What is an odd permutation in the centralizer of (1,2,3)(4,5,6) in $S_6$? Can you help me finding an odd permutation which commutates with $(1,2,3)(4,5,6)$ in $S_6$ ?
 A: This seems to be a good candidate: $(14)(25)(36)$
A: You have two valid answers already, but I wil try to explain how they could be derived. 
In my answer, I will let permutations act from the right.
Notice that $\sigma^{-1} (123)(456)\sigma = ( 1\sigma 2\sigma 3\sigma) (4 \sigma 5\sigma 6\sigma)$. Hence if $\sigma$ is chosen to interchange $1$ and $4$, and $2$ and $5$ and $3$ and $6,$ we will still have $\sigma^{-1} (123)(456)\sigma = (456)(123) = (123)(456).$ Hence the permutation $\sigma = (14)(25(36)$ commutes with $(123)(456),$ and is an odd permutation, as it is a product of an odd number of transpositions. 

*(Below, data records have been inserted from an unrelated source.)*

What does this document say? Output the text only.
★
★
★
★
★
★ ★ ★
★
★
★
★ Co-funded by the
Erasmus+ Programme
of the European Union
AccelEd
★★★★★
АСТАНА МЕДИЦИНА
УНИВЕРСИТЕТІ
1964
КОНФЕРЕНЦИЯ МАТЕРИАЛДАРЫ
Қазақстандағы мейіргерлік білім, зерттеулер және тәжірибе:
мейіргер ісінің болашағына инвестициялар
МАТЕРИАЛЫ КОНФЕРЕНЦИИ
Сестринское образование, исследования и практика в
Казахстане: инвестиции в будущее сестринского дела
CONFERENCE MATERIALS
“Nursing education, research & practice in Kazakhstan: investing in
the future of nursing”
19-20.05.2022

A: $(14)(25)(36)$ commutes with $(123)(456)$ and is odd.
If $\sigma$ is a permutation of $\{1,2,4,5,6\}$, $\sigma \circ (123) \circ \sigma^{-1}=(\sigma(1) \sigma(2) \sigma(3))$.
Similarly, $\sigma \circ (123)(456) \circ \sigma^{-1}=(\sigma(1) \sigma(2) \sigma(3))(\sigma(4) \sigma(5) \sigma(6))$.
A: Saying that x and y commute is the same as saying that $yxy^{-1} = x$, that is that conjugation by y preserves x.  Conjugation by a permutation is just renaming the elements.  E.g. conjugating by $(1 2)$ just means change all 1's to 2's and vice-versa.  So you want to find a way of renaming the elements between 1 and 6 which doesn't change $(1 2 3)(4 5 6)$.  One way to do that would be to rename the elements within a give triple, e.g. conjugate by $(1 2 3)$.  But that only gives you even permutations.  The other way to do it is to interchange the roles of the two triples.  This gives you the example in the other answers.